The following statement is included in the Composer Notes for all of my social justice game pieces: This is not a composition; it’s a protest. This is not a performance; it’s a demonstration. This is a political work of art. I wrote it to express the hypocrisy of a nation that continues to deny its history, a history that has and will continue to define our future.

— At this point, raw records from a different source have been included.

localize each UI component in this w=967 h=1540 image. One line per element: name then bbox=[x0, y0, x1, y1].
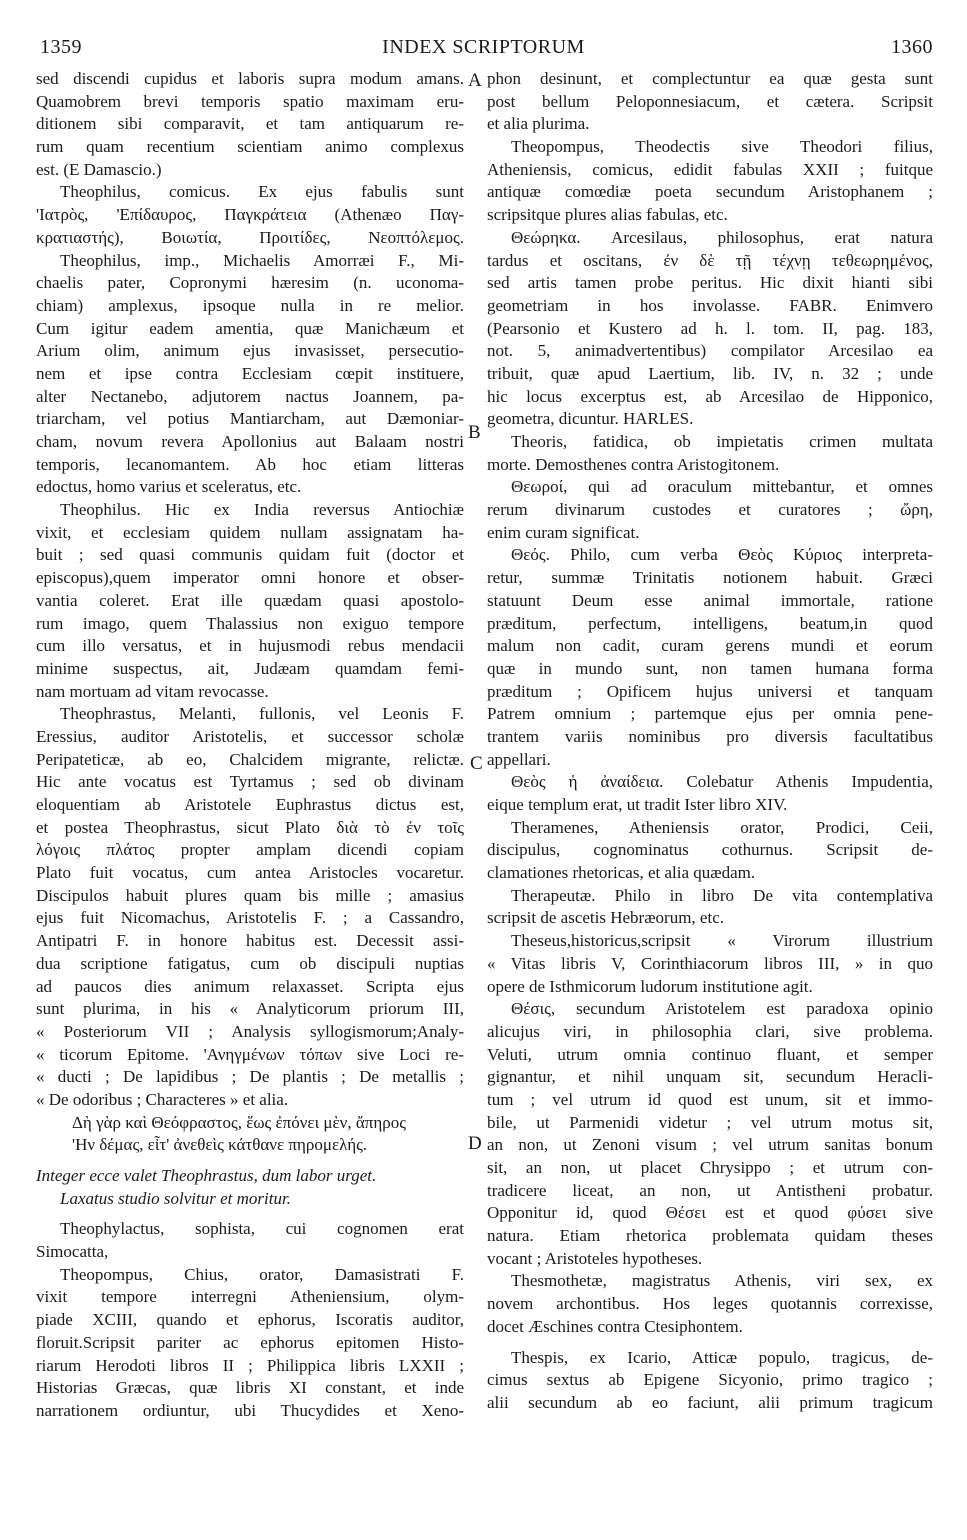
text-line: Opponitur id, quod Θέσει est et quod φύσει sive bbox=[487, 1203, 933, 1223]
text-line: geometra, dicuntur. HARLES. bbox=[487, 409, 694, 429]
text-line: vocant ; Aristoteles hypotheses. bbox=[487, 1248, 703, 1268]
text-line: not. 5, animadvertentibus) compilator Arcesilao ea bbox=[487, 341, 933, 361]
margin-letter-a: A bbox=[468, 70, 482, 91]
text-line: 'Ιατρὸς, 'Επίδαυρος, Παγκράτεια (Athenæo Παγ- bbox=[36, 205, 464, 225]
text-line: rum imago, quem Thalassius non exiguo tempore bbox=[36, 613, 464, 633]
text-line: vantia coleret. Erat ille quædam quasi apostolo- bbox=[36, 590, 464, 610]
text-line: buit ; sed quasi communis quidam fuit (doctor et bbox=[36, 545, 464, 565]
text-line: et alia plurima. bbox=[487, 114, 590, 134]
text-line: floruit.Scripsit pariter ac ephorus epitomen Histo- bbox=[36, 1332, 464, 1352]
text-line: triarcham, vel potius Mantiarcham, aut Dæmoniar- bbox=[36, 409, 464, 429]
text-line: Discipulos habuit plures quam bis mille ; amasius bbox=[36, 885, 464, 905]
text-line: alter Nectanebo, adjutorem nactus Joannem, pa- bbox=[36, 386, 464, 406]
text-line: trantem variis nominibus pro diversis facultatibus bbox=[487, 726, 933, 746]
text-line: rerum divinarum custodes et curatores ; ὤρη, bbox=[487, 500, 933, 520]
margin-letter-c: C bbox=[470, 753, 483, 774]
text-line: clamationes rhetoricas, et alia quædam. bbox=[487, 863, 756, 883]
text-line: et postea Theophrastus, sicut Plato διὰ τὸ ἐν τοῖς bbox=[36, 817, 464, 837]
text-line: minime suspectus, ait, Judæam quamdam femi- bbox=[36, 658, 464, 678]
text-line: scripsitque plures alias fabulas, etc. bbox=[487, 205, 728, 225]
text-line: statuunt Deum esse animal immortale, ratione bbox=[487, 590, 933, 610]
text-line: ejus fuit Nicomachus, Aristotelis F. ; a Cassandro, bbox=[36, 908, 464, 928]
text-line: Historias Græcas, quæ libris XI constant, et inde bbox=[36, 1378, 464, 1398]
text-line: Plato fuit vocatus, cum antea Aristocles vocaretur. bbox=[36, 863, 464, 883]
text-line: Therapeutæ. Philo in libro De vita contemplativa bbox=[511, 885, 933, 905]
text-line: « ticorum Epitome. 'Ανηγμένων τόπων sive Loci re- bbox=[36, 1044, 464, 1064]
text-line: vixit tempore interregni Atheniensium, olym- bbox=[36, 1287, 464, 1307]
text-line: est. (E Damascio.) bbox=[36, 159, 162, 179]
text-line: scripsit de ascetis Hebræorum, etc. bbox=[487, 908, 724, 928]
text-line: Quamobrem brevi temporis spatio maximam eru- bbox=[36, 91, 464, 111]
text-line: Θεός. Philo, cum verba Θεὸς Κύριος interpreta- bbox=[511, 545, 933, 565]
text-line: Θέσις, secundum Aristotelem est paradoxa opinio bbox=[511, 999, 933, 1019]
text-line: Patrem omnium ; partemque ejus per omnia pene- bbox=[487, 704, 933, 724]
text-line: Δὴ γὰρ καὶ Θεόφραστος, ἕως ἐπόνει μὲν, ἄπηρος bbox=[72, 1112, 406, 1132]
text-line: eloquentiam ab Aristotele Euphrastus dictus est, bbox=[36, 795, 464, 814]
text-line: piade XCIII, quando et ephorus, Iscoratis auditor, bbox=[36, 1310, 464, 1330]
text-line: tribuit, quæ apud Laertium, lib. IV, n. 32 ; unde bbox=[487, 363, 933, 383]
text-line: natura. Etiam rhetorica problemata quidam theses bbox=[487, 1226, 933, 1246]
text-line: præditum, perfectum, intelligens, beatum,in quod bbox=[487, 613, 933, 633]
text-line: Θεὸς ἡ ἀναίδεια. Colebatur Athenis Impudentia, bbox=[511, 772, 933, 792]
text-line: Theopompus, Theodectis sive Theodori filius, bbox=[511, 137, 933, 157]
text-line: Simocatta, bbox=[36, 1242, 109, 1262]
text-line: bile, ut Parmenidi videtur ; vel utrum motus sit, bbox=[487, 1112, 933, 1132]
text-line: Antipatri F. in honore habitus est. Decessit assi- bbox=[36, 931, 464, 951]
text-line: malum non cadit, curam gerens mundi et eorum bbox=[487, 636, 933, 656]
text-line: chiam) amplexus, ipsoque nulla in re melior. bbox=[36, 295, 464, 315]
text-line: Cum igitur eadem amentia, quæ Manichæum et bbox=[36, 318, 464, 338]
text-line: ad paucos dies animum relaxasset. Scripta ejus bbox=[36, 976, 464, 996]
text-line: sed discendi cupidus et laboris supra modum amans. bbox=[36, 69, 464, 88]
text-line: episcopus),quem imperator omni honore et obser- bbox=[36, 568, 464, 588]
text-line: Theophrastus, Melanti, fullonis, vel Leonis F. bbox=[60, 704, 464, 724]
margin-letter-d: D bbox=[468, 1133, 482, 1154]
text-line: chaelis pater, Copronymi hæresim (n. uconoma- bbox=[36, 273, 464, 293]
text-line: rum quam recentium scientiam animo complexus bbox=[36, 137, 464, 157]
text-line: « Posteriorum VII ; Analysis syllogismorum;Analy- bbox=[36, 1021, 464, 1041]
text-line: docet Æschines contra Ctesiphontem. bbox=[487, 1316, 743, 1336]
text-line: Θεωροί, qui ad oraculum mittebantur, et omnes bbox=[511, 477, 933, 497]
text-line: Theophilus, imp., Michaelis Amorræi F., Mi- bbox=[60, 250, 464, 270]
text-line: ditionem sibi comparavit, et tam antiquarum re- bbox=[36, 114, 464, 134]
left-column bbox=[36, 68, 464, 1423]
text-line: Θεώρηκα. Arcesilaus, philosophus, erat natura bbox=[511, 227, 933, 247]
text-line: antiquæ comœdiæ poeta secundum Aristophanem ; bbox=[487, 182, 933, 202]
text-line: « Vitas libris V, Corinthiacorum libros III, » in quo bbox=[487, 953, 933, 973]
text-line: nam mortuam ad vitam revocasse. bbox=[36, 681, 269, 701]
text-line: sed artis tamen probe peritus. Hic dixit hianti sibi bbox=[487, 273, 933, 293]
text-line: Theophilus. Hic ex India reversus Antiochiæ bbox=[60, 500, 464, 520]
text-line: morte. Demosthenes contra Aristogitonem. bbox=[487, 454, 780, 474]
text-line: Theramenes, Atheniensis orator, Prodici, Ceii, bbox=[511, 817, 933, 837]
text-line: alicujus viri, in philosophia clari, sive problema. bbox=[487, 1021, 933, 1041]
text-line: alii secundum ab eo faciunt, alii primum tragicum bbox=[487, 1392, 933, 1412]
text-line: λόγοις πλάτος propter amplam dicendi copiam bbox=[36, 840, 464, 860]
text-line: Laxatus studio solvitur et moritur. bbox=[60, 1188, 291, 1208]
text-line: Atheniensis, comicus, edidit fabulas XXII ; fuitque bbox=[487, 159, 933, 179]
text-line: κρατιαστής), Βοιωτία, Προιτίδες, Νεοπτόλεμος. bbox=[36, 227, 464, 247]
margin-letter-b: B bbox=[468, 422, 481, 443]
text-line: phon desinunt, et complectuntur ea quæ gesta sunt bbox=[487, 69, 933, 88]
text-line: vixit, et ecclesiam quidem nullam assignatam ha- bbox=[36, 522, 464, 542]
text-line: an non, ut Zenoni visum ; vel utrum sanitas bonum bbox=[487, 1135, 933, 1155]
text-line: appellari. bbox=[487, 749, 551, 769]
text-line: Theseus,historicus,scripsit « Virorum illustrium bbox=[511, 931, 933, 951]
text-line: Veluti, utrum omnia continuo fluant, et semper bbox=[487, 1044, 933, 1064]
text-line: gignantur, et nihil unquam sit, secundum Heracli- bbox=[487, 1067, 933, 1087]
text-line: post bellum Peloponnesiacum, et cætera. Scripsit bbox=[487, 91, 933, 111]
text-line: cimus sextus ab Epigene Sicyonio, primo tragico ; bbox=[487, 1370, 933, 1390]
text-line: narrationem ordiuntur, ubi Thucydides et Xeno- bbox=[36, 1400, 464, 1420]
text-line: cham, novum revera Apollonius aut Balaam nostri bbox=[36, 432, 464, 451]
text-line: 'Ην δέμας, εἶτ' ἀνεθεὶς κάτθανε πηρομελής. bbox=[72, 1135, 368, 1155]
text-line: tardus et oscitans, ἐν δὲ τῇ τέχνῃ τεθεωρημένος, bbox=[487, 250, 933, 270]
text-line: hic locus excerptus est, ab Arcesilao de Hipponico, bbox=[487, 386, 933, 406]
text-line: tum ; vel utrum id quod est unum, sit et immo- bbox=[487, 1089, 933, 1109]
text-line: Thespis, ex Icario, Atticæ populo, tragicus, de- bbox=[511, 1347, 933, 1367]
text-line: « ducti ; De lapidibus ; De plantis ; De metallis ; bbox=[36, 1067, 464, 1087]
text-line: Thesmothetæ, magistratus Athenis, viri sex, ex bbox=[511, 1271, 933, 1291]
text-line: temporis, lecanomantem. Ab hoc etiam litteras bbox=[36, 454, 464, 474]
page-number-left: 1359 bbox=[40, 36, 82, 58]
text-line: Eressius, auditor Aristotelis, et successor scholæ bbox=[36, 726, 464, 746]
text-line: « De odoribus ; Characteres » et alia. bbox=[36, 1089, 289, 1109]
text-line: discipulus, cognominatus cothurnus. Scripsit de- bbox=[487, 840, 933, 860]
text-line: Theophilus, comicus. Ex ejus fabulis sunt bbox=[60, 182, 464, 202]
text-line: Arium olim, animum ejus invasisset, persecutio- bbox=[36, 341, 464, 361]
text-line: edoctus, homo varius et sceleratus, etc. bbox=[36, 477, 302, 497]
text-line: sunt plurima, in his « Analyticorum priorum III, bbox=[36, 999, 464, 1019]
right-column bbox=[487, 68, 933, 1415]
text-line: riarum Herodoti libros II ; Philippica libris LXXII ; bbox=[36, 1355, 464, 1375]
text-line: nem et ipse contra Ecclesiam cœpit instituere, bbox=[36, 363, 464, 383]
running-title: INDEX SCRIPTORUM bbox=[382, 36, 585, 58]
text-line: Theopompus, Chius, orator, Damasistrati F. bbox=[60, 1264, 464, 1284]
text-line: novem archontibus. Hos leges quotannis correxisse, bbox=[487, 1294, 933, 1314]
text-line: retur, summæ Trinitatis notionem habuit. Græci bbox=[487, 568, 933, 588]
text-line: tradicere liceat, an non, ut Antistheni probatur. bbox=[487, 1180, 933, 1200]
text-line: cum illo versatus, et in hujusmodi rebus mendacii bbox=[36, 636, 464, 656]
text-line: geometriam in hos involasse. FABR. Enimvero bbox=[487, 295, 933, 315]
text-line: sit, an non, ut placet Chrysippo ; et utrum con- bbox=[487, 1158, 933, 1177]
text-line: Theophylactus, sophista, cui cognomen erat bbox=[60, 1219, 464, 1239]
text-line: Peripateticæ, ab eo, Chalcidem migrante, relictæ. bbox=[36, 749, 464, 769]
page-number-right: 1360 bbox=[891, 36, 933, 58]
text-line: præditum ; Opificem hujus universi et tanquam bbox=[487, 681, 933, 701]
text-line: opere de Isthmicorum ludorum institutione agit. bbox=[487, 976, 813, 996]
text-line: Hic ante vocatus est Tyrtamus ; sed ob divinam bbox=[36, 772, 464, 792]
text-line: (Pearsonio et Kustero ad h. l. tom. II, pag. 183, bbox=[487, 318, 933, 338]
text-line: enim curam significat. bbox=[487, 522, 640, 542]
text-line: Theoris, fatidica, ob impietatis crimen multata bbox=[511, 432, 933, 451]
text-line: Integer ecce valet Theophrastus, dum labor urget. bbox=[36, 1166, 377, 1185]
text-line: eique templum erat, ut tradit Ister libro XIV. bbox=[487, 795, 788, 814]
text-line: quæ in mundo sunt, non tamen humana forma bbox=[487, 658, 933, 678]
text-line: dua scriptione fatigatus, cum ob discipuli nuptias bbox=[36, 953, 464, 973]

Even though this piece will be presented virtually this statement still stands firm. Transitioning to a purely virtual medium is tough, but in some ways, I look at it as an opportunity to create a truly ritualistic experience for the performers, while witnesses peer through boxes and screens to experience something that might terrorize or tantalize.

We are more than entertainers. Art, like protest, has a way of changing our molecular structure and our brainwaves. It opens our hearts and forces us to confront our empathy. It has the power to change the world and the world knows it.

As I write and amend this document, I realize that as a composer, and more so as a Black man in America, code switching is a constant interruption to my process, even as it affords access. My work is about combating apathy and fear. We Can Change the Country is not a neutral work of art.

A sneak preview of Darius Jones’s We Can Change The Country which will be livestreamed from Roulette Intermedia on Monday, November 2, 2020 at 8:00 p.m. Eastern Standard Time. Videography by Kenneth Jimenez.
We Can Change the Country was commissioned by Roulette and made possible with funds from the New York State Council on the Arts and New Music USA.